As Brooks rhapsodizes about how his pants saved his leg, I realize that whatever permutation of Carhartt yarn you hear, it represents more than an I-lived-through-this epic or a psychological coping mechanism. It's an initiation rite, an application for citizenship. If you haven't lived through such a tale, it means either you just arrived in Alaska or you have no business being here in the first place.
AND SO, ONE LAST STORY. Even if you're born and bred Alaskan, Carhartts do more than save your hide; they can also save your love life. In 1997, Anjanette Knapp, a 26-year-old ecologist from Sheep Mountain, was trying to impress her musher boyfriend Zack Steer, 25, when she agreed to dogsled with him through a trailless stretch of backwoods in the Chugach Mountains. It was a bold move; Knapp was new to mushing. Steer would pilot the lead sled and she would follow him on her own sled. He instructed her to not let go of the dogs, no matter what.
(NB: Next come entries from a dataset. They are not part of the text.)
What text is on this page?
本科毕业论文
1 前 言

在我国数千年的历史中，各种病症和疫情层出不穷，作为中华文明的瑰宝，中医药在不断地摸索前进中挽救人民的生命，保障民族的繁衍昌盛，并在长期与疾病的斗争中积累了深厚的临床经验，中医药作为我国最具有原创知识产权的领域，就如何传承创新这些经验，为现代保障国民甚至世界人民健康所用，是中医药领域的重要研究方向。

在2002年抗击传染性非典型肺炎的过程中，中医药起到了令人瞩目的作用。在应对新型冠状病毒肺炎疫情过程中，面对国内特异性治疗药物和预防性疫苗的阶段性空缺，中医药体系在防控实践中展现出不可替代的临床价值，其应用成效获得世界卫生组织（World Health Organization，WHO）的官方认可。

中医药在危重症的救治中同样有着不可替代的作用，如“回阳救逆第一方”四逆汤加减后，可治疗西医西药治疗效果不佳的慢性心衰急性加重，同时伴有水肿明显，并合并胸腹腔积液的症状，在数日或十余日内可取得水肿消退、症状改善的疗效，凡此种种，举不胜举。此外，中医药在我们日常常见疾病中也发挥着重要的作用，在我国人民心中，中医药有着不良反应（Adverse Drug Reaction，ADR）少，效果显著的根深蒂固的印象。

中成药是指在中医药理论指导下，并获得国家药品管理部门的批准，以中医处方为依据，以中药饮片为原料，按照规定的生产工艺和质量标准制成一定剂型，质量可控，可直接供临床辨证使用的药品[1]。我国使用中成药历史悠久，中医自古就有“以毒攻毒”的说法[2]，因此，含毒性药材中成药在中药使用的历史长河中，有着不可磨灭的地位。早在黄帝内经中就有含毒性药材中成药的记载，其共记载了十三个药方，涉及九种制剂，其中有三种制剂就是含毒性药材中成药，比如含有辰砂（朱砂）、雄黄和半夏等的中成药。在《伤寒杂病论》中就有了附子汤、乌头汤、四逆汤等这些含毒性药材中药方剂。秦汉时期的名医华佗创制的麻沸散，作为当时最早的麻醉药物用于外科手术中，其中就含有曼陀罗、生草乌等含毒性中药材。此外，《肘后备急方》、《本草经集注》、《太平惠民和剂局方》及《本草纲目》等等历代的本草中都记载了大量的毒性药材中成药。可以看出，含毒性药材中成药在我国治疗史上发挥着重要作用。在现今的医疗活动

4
Soon after they started, Knapp accidentally slipped off her sled into deep snow and tumbled. Steer, far ahead and oblivious to his girlfriend's predicament, sped along as she was dragged facedown, losing her boot and sock but never leaving the sled because the leg of her Carhartt trousers snagged on the brake pedal. Finally, the dogs, realizing something was amiss, reined themselves in and brought the hell ride to a halt. Needless to say, Steer was impressed by Knapp's endurance. Soon after, he ran the Iditarod with an engagement ring tied to his lead dog's collar and proposed to Knapp at the finish line.
Those pants proved not only that Knapp truly belonged in Alaska, but that she also belonged to her beloved. Reader, she married him.